Это была идея Отто. Брат улыбнулся:
– Словно на пляже, под Ростоком. Не хватает соленого ветра… – он подмигнул Генриху, – но ты осенью его вдохнешь… – военнопленных ожидалось много. Гиммлер утвердил программу строительства новых лагерей, в генерал-губернаторстве. За обедом рейхсфюрер заметил:
– Места хватает, партайгеноссе фон Рабе. Пусть ваша группа займется выбором строек, могущих обеспечить труд пленных, на благо Германии… – о евреях пока ничего не говорилось.
– Но это пока, – пробормотал Генрих, подняв голову. Над садом, вдалеке, виднелся серый дым. Генрих подумал, что можно принять его за облака:
– Можно здесь всю жизнь провести… – Генрих взял саквояж, – не зная, что рядом лагерь… – после Пасхи Генрих поехал под Варшаву. Менее, чем в ста километрах на северо-восток от города, располагался карьер, где до войны добывали гравий. Тогдашний хозяин производства, польский промышленник, устроил отдельную железнодорожную ветку, от станции Треблинка, ведущую прямо на карьер. У Генриха, в кабинете, висела карта бывшей Польши, с отметками. На столе лежали аккуратные папки, с напечатанными на машинке названиями будущих лагерей. Он, каждый вечер, закрывал глаза:
– Может быть, все скоро закончится. Сведения уходят в Лондон…, – Генрих, аккуратно, два раза в неделю, писал семье. Отто был ему благодарен. У штурмбанфюрера фон Рабе, с его занятиями, в медицинском блоке, никогда не хватало на подобное времени. В конвертах, уходивших в Берлин, Генрих сообщал, шифром, о планах по строительству лагерей, о движении войск, в направлении русской границы. Операция «Барбаросса» начиналась на рассвете, двадцать второго июня.
– Через три недели… – он смотрел на прибранную спальню, – но, может быть, русские ударят превентивно. Англичане им помогут. Безумец испугается, в стране начнется хаос, и его банда отправится под суд… – Генрих понимал, что хаоса от Германии ждать не стоит, но жить без надежды было тяжело.

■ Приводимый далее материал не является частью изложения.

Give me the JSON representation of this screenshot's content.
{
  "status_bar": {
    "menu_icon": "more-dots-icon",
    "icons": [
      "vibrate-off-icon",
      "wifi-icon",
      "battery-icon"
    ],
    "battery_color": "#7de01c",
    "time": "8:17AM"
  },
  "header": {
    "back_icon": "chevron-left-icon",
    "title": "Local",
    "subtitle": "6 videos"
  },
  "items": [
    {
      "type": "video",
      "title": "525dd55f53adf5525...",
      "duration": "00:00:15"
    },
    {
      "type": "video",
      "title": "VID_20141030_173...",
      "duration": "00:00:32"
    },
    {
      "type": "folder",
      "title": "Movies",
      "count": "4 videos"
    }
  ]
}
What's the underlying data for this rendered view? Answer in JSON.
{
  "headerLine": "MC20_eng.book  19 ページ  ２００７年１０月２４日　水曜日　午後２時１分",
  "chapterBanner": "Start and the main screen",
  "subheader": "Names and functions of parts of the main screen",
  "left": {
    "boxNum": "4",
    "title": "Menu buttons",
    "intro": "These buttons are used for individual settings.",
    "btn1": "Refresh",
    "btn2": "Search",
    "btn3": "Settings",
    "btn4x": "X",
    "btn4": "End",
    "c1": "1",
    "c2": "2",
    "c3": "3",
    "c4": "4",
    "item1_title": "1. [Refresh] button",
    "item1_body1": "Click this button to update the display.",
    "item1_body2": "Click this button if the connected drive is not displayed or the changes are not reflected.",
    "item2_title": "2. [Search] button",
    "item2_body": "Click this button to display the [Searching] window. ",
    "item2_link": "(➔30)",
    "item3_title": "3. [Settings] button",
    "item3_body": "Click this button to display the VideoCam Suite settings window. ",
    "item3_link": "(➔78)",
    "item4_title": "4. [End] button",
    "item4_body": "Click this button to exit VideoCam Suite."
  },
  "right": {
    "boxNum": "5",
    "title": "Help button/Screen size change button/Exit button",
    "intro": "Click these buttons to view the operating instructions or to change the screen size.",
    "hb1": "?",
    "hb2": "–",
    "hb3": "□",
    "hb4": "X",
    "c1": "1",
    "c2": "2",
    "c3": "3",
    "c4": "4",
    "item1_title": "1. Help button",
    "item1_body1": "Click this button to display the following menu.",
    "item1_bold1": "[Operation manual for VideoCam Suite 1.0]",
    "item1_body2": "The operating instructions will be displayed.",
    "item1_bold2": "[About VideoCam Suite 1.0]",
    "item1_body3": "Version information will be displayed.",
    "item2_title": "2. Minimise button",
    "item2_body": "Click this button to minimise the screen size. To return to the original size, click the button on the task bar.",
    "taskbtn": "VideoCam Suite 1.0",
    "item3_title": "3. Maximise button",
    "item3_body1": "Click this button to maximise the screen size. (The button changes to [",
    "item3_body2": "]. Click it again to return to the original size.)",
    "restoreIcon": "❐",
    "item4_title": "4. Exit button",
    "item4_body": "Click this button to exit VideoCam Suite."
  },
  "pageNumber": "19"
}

Они ехали в Берлин на доклад о планах по расширению Аушвица. Гиммлер собирался навестить Польшу в июле. Рейхсфюрер весной намекнул, что хочет забрать Генриха из административно-хозяйственного управления:
– Перейдете в мою канцелярию… – Гиммлер, с удовольствием ел нежную, весеннюю баранину, – будете отвечать за программу по особым, так сказать, местам заключения. Мне нужен хороший математик, – весело добавил рейхсфюрер, – начнете дышать морским воздухом, тезка… – Гиммлер часто шутил над их одинаковыми именами. Новое назначение могло означать Пенемюнде, но Генрих не хотел ничего спрашивать, чтобы не вызвать подозрений. Он понимал, что Гиммлер все ему скажет на личной аудиенции, после доклада:
– Если Пенемюнде, это хорошо… – Генрих взял фуражку, – наконец-то, мы узнаем, что происходит. Но почему русские молчат, почему не атакуют Германию? Неужели Сталин доверяет Гитлеру? Ему, наверняка, сообщили о дате начала войны. В Берлине есть советские агенты… – в салоне первого класса самолета, за бархатной, синей шторкой, пахло хорошим, бразильским кофе. Принесли свежую, раннюю клубнику, с деревенскими сливками. Хёсс подмигнул Генриху:
– Сегодня вечером нас ждут семейные обеды. Хватит питаться кое-как… – коменданта в Темпельхофе встречала жена с детьми. У Хёсса их было четверо, младшая девочка родилась зимой.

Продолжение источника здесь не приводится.